Movies in which life is all the more precious because the main character has a fatal disease are common Hollywood fare. Love Story and Terms of Endearment come to mind. Jenny (Ali MacGraw), in Love Story, appears to have leukemia. Emma (Debra Winger), in Terms of Endearment, has an incurable cancer.
Never Let Me Go, a novel by Kazuo Ishiguro, has been turned into a film that’s a variation on this theme. The director, Mark Romanek, asserts he was making a love story. In the final scene, the surviving character, Kathy H. (Carey Mulligan), says: “Maybe none of us really understands what we’ve lived through, or feels we’ve had enough time.” Romanek comments: “Since our lives are so short, it makes you change perspective about what’s important.”

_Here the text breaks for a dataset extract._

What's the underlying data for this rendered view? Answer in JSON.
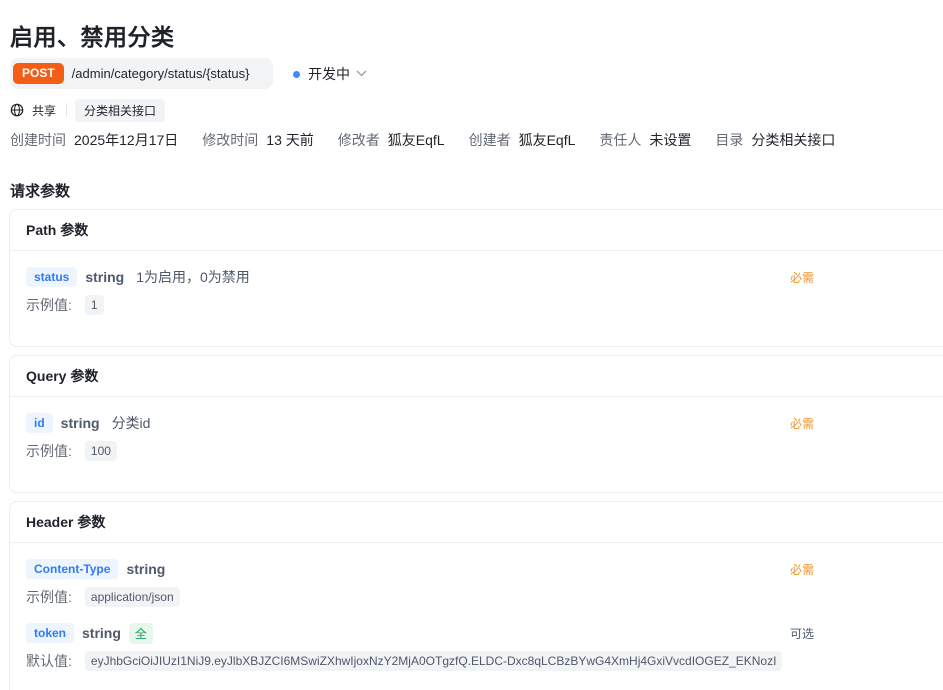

The movie trailer (below) has a voice-over that says “Love made them human.” But there’s nothing about the characters that suggests they’re anything less than human. They don’t need a love story for that. The premise of the film is so much more than a character’s brief life and death. (If you haven’t seen the film or read the book, insert spoiler alert here.)
Romanek: “I wasn’t making a sci-fi”
The story takes place in the recent past, but Ishiguro has reimagined a few things. Medical breakthroughs have increased the average lifespan to 100 years, creating a huge demand for body parts that can be transplanted from the young and healthy. A segment of the population – their parentage only vaguely alluded to – has been designated from birth to become organ donors.
The reality of the donors’ lives – the truncated future they face – is revealed only gradually to them (and to the viewer) as they mature from child to adult. The film is so visually and acoustically lush – and the plot so concentrated on the love story – that one can easily fail to register moral repulsion at the premise. That would be a lost opportunity in the face of current organ shortages, rationing (kidneys for the young, not the old), and – more important – the immorality of exploitation.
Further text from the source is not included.